147.After Brexit, the UK’s future relationship with the EU would be unlikely to mimic that of any other country; in this narrow sense, there would indeed be, as Boris Johnson put it, “a British deal”. However, any comprehensive arrangement providing access to EU goods and services markets would require the unanimous consent of the 27 remaining EU Member States.
148.If it is not to call into question the whole purpose of the referendum, a post-Brexit agreement would have to achieve substantive change to the UK’s relationship with the EU. In achieving that change, there would be a trade-off between the extent to which the UK is able to obtain access to EU markets, and the extent to which it regained control over areas where the EU currently has competence. In particular, acquiring greater control over migration policy might well come at the cost of some curtailment of access to other parts of the single market, and hence a reduction in EU trade. In deciding on what sort of relationship to seek, the Government would have to weigh the benefits of additional control against the costs of reduced market access. To sell into the Single Market, its relevant regulatory standards must be met.
149.Achieving the unanimous consent of EU Member States to a comprehensive trade deal would be a significant challenge. Counting in the UK’s favour is the fact that, on leaving, it would become the EU’s largest single trading partner for goods, just ahead of the United States. Moreover, it would be starting from a position of close integration, with the intention of loosening it in certain areas; this is markedly different from conventional trade negotiations, which start from a position of loose integration with the intention of tightening it. Set against this is the fact that Brexit could represent a crisis for the EU. The goodwill of other EU members could not necessarily be relied upon.

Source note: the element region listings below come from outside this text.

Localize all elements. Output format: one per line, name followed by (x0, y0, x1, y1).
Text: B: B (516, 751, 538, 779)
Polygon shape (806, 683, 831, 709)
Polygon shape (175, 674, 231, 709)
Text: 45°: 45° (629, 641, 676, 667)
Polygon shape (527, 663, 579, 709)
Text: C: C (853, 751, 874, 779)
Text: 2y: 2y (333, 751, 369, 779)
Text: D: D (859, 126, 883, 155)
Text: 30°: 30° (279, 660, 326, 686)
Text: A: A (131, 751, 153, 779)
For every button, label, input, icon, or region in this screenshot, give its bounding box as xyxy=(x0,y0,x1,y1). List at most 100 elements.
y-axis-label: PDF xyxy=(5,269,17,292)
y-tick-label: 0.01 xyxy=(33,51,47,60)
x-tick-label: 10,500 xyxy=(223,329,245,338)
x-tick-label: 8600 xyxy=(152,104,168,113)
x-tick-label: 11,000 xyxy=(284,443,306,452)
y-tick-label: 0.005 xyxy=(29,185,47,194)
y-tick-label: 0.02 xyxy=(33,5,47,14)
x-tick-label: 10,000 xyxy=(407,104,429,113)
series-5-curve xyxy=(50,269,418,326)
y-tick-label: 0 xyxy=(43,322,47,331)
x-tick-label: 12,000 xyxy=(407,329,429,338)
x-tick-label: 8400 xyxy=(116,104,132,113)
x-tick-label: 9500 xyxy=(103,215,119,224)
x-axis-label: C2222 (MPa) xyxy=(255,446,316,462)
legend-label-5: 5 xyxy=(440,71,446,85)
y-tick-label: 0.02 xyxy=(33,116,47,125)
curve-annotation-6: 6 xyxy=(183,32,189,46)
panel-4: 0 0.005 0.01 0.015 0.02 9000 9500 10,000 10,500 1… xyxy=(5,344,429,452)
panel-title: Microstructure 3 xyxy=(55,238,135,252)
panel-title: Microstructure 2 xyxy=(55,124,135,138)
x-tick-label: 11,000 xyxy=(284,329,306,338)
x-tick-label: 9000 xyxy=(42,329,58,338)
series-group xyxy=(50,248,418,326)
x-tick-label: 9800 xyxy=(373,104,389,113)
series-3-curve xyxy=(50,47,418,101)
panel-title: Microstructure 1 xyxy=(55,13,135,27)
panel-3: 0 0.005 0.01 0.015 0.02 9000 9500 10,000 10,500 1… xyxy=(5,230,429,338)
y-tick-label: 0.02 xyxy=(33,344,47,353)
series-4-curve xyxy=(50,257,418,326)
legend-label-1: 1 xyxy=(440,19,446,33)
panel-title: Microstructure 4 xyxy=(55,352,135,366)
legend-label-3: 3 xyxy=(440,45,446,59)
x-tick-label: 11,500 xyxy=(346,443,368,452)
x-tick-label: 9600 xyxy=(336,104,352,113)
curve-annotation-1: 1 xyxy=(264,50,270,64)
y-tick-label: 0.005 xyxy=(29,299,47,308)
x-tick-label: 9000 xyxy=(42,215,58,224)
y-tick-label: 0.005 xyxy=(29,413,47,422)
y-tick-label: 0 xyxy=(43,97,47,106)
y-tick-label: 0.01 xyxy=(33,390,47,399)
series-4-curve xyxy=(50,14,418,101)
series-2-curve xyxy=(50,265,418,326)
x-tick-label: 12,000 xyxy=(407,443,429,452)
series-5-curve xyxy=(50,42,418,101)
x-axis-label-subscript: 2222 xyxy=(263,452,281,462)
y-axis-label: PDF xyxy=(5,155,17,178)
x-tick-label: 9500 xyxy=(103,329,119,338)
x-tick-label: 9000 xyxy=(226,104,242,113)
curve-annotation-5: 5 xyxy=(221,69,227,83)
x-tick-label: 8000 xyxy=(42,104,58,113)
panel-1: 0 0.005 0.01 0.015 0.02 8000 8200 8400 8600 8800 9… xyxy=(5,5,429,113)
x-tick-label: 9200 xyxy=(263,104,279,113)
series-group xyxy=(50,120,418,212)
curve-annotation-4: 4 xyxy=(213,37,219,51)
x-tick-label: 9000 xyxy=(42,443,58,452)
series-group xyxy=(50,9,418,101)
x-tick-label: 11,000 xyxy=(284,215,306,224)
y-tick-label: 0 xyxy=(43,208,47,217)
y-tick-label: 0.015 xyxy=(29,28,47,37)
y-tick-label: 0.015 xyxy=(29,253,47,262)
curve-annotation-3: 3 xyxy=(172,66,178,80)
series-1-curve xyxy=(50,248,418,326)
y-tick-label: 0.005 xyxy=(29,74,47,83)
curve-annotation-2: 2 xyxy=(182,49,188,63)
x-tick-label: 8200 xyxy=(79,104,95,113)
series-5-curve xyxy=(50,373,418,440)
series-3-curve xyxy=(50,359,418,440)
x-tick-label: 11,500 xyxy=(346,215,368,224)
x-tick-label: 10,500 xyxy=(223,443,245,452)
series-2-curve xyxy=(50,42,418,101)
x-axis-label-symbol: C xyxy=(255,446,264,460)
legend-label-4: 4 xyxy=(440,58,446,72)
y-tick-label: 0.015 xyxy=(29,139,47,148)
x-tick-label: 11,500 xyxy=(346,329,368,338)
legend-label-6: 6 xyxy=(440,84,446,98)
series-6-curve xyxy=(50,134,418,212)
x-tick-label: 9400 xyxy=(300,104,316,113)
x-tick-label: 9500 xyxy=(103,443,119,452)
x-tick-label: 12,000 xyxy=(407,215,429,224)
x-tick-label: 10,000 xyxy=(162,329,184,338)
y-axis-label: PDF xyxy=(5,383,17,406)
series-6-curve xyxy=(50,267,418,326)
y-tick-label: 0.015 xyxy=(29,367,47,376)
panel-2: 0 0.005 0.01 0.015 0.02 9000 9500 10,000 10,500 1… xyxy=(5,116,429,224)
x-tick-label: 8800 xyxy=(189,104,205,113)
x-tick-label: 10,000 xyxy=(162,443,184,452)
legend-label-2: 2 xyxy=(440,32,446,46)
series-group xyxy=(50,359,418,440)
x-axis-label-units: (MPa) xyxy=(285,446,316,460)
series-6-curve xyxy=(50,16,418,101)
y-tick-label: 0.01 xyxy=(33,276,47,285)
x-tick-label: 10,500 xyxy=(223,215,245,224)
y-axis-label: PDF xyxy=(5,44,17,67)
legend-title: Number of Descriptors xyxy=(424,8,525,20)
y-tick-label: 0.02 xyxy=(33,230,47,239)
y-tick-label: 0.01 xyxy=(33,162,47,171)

150.The sort of deal the UK would reach with the EU, and the access it would have to its markets in the long term, is highly uncertain. It is disingenuous to claim with any confidence, as some representatives from the leave campaign groups have done, that the UK would be able to leave the EU, drop free movement and continue to have the same rights to trade with EU Member States as it does now. The UK would certainly have access, at some level, to the single market on leaving. The question is not whether the UK would have access to the single market, but how far that access would differ from what it enjoys at present. This is a difficult question; nonetheless, the leave campaigns’ leading spokespeople have not answered it.